A change had come over it!. The chill had become an indescribable freshness and the emptiness was filled with what I can only call vast spaces of liberty. They were waiting, blue and warm and already fainting irradiated with the growing sunlight. . . All I wanted was the thinning walls of my bodily life should let me go, cast me out like a captive lark set free. . . this is death and it seemed I sang already.
But it wasn’t. I was singing but. . .There was no emptiness any longer but people pressing upon me in so friendly and close a fashion that they seemed a part of me. I loved them and welcomed them back, although it was so short a time ago that I had welcomed the sun-warmed spaces of liberty. I know that in another dimension the two were not mutually exclusive but existed together.”

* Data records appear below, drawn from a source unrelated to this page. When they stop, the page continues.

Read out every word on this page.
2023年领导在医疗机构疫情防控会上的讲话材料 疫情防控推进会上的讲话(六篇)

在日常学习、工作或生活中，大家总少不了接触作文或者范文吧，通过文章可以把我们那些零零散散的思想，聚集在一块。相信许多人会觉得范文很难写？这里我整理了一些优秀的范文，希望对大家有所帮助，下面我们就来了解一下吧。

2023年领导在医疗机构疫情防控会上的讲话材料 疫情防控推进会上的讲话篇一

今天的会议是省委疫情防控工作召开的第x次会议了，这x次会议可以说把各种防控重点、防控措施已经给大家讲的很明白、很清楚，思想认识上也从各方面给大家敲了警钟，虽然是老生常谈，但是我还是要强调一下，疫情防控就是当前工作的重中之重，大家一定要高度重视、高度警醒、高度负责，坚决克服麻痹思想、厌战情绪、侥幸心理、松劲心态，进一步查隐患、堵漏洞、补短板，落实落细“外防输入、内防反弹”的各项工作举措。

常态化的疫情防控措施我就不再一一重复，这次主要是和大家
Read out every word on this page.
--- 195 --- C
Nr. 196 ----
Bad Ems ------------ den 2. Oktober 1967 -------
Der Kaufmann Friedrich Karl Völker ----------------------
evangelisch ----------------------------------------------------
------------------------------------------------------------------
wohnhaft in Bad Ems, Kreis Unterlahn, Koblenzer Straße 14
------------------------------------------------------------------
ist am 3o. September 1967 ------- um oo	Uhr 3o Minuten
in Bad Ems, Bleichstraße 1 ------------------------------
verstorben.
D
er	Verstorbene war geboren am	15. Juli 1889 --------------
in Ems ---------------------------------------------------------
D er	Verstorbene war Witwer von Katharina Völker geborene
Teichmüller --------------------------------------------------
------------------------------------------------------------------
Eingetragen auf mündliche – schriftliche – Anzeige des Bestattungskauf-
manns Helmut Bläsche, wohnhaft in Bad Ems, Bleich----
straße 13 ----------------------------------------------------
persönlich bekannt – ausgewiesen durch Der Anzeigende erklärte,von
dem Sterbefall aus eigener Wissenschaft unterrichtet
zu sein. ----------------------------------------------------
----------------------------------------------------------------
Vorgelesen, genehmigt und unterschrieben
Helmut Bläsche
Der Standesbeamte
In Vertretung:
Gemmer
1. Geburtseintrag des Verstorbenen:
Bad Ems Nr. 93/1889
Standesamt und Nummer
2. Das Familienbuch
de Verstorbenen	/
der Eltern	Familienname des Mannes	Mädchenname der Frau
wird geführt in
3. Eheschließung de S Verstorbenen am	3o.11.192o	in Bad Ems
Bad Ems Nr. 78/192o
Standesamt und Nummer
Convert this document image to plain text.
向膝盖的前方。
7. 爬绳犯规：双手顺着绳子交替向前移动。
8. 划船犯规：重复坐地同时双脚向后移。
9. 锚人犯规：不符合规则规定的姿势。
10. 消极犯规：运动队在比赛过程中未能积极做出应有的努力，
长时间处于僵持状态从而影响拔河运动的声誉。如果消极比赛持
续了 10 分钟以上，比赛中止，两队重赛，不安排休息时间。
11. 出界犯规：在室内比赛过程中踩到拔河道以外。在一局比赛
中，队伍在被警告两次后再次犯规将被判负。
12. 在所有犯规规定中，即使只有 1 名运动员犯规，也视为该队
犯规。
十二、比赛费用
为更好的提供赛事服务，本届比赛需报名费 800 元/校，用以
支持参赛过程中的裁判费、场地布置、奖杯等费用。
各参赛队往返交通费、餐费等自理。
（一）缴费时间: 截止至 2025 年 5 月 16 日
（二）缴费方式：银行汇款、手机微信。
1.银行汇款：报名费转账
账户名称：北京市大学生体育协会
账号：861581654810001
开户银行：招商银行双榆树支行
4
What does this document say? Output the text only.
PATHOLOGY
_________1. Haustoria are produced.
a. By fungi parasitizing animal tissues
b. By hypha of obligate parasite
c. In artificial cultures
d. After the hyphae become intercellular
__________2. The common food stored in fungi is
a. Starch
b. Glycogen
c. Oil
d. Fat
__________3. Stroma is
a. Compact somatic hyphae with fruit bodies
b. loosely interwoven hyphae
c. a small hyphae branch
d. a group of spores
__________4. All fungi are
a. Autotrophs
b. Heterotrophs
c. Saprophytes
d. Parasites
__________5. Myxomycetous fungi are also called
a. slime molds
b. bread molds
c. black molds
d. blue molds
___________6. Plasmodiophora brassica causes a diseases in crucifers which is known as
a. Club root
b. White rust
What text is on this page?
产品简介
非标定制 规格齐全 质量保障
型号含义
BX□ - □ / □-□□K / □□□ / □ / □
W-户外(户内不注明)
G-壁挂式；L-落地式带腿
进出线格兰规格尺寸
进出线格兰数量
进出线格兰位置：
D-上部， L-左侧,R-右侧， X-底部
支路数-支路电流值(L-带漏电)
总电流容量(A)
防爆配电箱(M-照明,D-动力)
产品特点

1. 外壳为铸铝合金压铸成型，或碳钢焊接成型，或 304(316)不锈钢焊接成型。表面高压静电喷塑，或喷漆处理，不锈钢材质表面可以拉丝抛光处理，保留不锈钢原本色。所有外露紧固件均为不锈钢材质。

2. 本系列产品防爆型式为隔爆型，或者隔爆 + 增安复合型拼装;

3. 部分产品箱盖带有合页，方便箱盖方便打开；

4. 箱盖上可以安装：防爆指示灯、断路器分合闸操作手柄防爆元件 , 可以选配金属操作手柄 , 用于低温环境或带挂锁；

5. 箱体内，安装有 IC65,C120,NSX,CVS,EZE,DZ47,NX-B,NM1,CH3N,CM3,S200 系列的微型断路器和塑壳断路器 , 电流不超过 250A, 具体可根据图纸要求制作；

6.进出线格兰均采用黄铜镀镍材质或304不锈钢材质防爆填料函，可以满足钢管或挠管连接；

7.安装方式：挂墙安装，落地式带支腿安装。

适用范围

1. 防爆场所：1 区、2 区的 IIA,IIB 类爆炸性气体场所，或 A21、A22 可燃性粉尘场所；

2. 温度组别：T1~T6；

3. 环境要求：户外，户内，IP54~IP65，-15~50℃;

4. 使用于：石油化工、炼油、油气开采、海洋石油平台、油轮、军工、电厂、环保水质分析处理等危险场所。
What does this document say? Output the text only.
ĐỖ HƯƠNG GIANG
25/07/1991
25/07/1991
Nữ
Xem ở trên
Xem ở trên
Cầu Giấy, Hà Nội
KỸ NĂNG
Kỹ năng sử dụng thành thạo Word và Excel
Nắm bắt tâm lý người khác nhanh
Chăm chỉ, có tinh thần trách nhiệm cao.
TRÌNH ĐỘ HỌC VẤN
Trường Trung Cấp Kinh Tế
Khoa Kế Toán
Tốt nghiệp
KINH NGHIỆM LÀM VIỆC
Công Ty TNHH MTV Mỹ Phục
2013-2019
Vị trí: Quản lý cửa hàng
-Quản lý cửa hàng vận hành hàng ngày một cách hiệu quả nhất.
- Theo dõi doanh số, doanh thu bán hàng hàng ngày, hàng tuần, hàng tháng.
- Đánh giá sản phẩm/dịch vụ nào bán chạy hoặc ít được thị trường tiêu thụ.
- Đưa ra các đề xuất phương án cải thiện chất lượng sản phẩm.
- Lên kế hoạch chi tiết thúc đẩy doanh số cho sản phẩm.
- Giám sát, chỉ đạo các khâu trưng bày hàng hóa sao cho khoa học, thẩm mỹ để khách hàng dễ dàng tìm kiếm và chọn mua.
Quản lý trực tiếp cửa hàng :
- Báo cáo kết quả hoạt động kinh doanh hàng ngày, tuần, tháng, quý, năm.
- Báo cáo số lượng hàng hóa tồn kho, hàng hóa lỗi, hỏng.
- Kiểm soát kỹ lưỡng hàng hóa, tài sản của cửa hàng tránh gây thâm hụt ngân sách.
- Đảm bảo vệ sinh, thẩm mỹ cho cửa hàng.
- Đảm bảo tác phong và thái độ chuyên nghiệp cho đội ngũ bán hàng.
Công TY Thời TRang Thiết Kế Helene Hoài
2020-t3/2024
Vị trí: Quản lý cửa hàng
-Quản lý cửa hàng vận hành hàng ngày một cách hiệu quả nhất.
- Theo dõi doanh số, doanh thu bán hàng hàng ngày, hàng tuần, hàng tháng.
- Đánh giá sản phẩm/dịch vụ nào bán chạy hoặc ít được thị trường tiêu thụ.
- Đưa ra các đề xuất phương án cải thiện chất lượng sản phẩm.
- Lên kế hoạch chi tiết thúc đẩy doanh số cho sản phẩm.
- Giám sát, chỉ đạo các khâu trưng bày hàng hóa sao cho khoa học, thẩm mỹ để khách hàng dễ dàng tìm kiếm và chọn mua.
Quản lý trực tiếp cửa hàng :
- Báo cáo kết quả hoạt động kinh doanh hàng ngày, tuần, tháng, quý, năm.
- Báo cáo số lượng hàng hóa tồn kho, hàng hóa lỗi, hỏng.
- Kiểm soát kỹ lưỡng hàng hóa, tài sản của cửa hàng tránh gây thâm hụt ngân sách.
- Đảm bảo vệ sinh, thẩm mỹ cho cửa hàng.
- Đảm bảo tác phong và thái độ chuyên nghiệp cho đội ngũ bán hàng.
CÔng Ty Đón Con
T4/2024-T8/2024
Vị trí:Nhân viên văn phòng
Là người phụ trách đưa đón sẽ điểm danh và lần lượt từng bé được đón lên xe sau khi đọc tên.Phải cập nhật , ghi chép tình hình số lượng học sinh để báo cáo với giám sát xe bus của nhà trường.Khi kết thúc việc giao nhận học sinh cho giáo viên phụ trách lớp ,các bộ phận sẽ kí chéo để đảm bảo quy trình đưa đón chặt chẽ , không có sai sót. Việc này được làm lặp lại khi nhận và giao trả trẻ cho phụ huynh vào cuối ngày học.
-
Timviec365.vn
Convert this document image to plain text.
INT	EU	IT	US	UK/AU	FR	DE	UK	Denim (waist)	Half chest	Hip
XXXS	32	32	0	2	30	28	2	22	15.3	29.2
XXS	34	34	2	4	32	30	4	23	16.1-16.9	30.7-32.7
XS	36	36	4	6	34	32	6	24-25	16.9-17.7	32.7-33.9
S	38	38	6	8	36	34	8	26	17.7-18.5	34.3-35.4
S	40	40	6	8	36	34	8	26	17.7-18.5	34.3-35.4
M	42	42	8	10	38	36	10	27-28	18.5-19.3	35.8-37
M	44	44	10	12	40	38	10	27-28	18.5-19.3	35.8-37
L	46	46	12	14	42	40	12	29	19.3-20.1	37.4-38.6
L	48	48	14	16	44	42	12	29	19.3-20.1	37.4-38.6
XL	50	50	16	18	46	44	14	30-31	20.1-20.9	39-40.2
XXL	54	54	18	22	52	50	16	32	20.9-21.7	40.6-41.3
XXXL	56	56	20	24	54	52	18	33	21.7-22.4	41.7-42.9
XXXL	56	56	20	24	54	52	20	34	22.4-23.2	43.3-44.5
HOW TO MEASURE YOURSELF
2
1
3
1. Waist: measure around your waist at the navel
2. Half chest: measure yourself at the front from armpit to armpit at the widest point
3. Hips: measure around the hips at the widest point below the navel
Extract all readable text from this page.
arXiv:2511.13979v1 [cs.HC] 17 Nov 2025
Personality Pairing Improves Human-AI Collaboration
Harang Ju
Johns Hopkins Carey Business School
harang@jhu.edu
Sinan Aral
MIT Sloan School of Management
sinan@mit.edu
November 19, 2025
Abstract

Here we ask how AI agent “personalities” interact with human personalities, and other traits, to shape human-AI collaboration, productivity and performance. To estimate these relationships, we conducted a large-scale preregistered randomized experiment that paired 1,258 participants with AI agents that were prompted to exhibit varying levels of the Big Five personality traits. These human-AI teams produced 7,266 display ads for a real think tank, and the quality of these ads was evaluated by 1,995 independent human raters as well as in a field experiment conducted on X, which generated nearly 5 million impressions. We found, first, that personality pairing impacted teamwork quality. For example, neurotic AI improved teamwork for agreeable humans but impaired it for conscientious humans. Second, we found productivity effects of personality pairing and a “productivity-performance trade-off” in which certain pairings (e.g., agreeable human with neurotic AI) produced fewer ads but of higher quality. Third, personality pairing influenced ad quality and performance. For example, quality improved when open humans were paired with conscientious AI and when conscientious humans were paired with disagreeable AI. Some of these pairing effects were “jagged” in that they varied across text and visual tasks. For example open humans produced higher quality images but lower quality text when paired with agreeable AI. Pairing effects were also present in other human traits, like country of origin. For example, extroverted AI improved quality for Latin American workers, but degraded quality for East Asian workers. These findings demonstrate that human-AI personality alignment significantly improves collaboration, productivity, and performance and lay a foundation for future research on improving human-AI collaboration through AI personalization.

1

The Scent of Water by Elizabeth Goudge
I wonder if we’re back to the “Wounded Healer” again, Anna? (“Maybe”, I hear you say.) Laughter in the face of all that is, in itself, healing; as is the way you share your story.
I’m glad to see that Elsegirl takes after her Mama and Grandmama.
Laughable indeed. And i think the only way anything can make a shred of sense in this world is by the expression of God (or Love, or “Magic”, as my 5yo dtr puts it) THROUGH our human selves (cuz we all have magic in us!) TO each other. We get glimmers of “magic” (laughter, connection, moments of joy) thru all the senselessness, suffering, and sadness. Makes it all worthwhile…or sometimes worthwhile…. or bearable…When I can allow myself to recognize it. Hard when you have a child suffering. And when he’s asking all these questions too. Sometimes all I can do is help him try to recognize the magic in himself. Cuz most of the time when he’s looking for answers…. I got nuthin. Anyway– not sure what the heck I just said– will read it thru later! Luv u Anna & Anonymous #1!!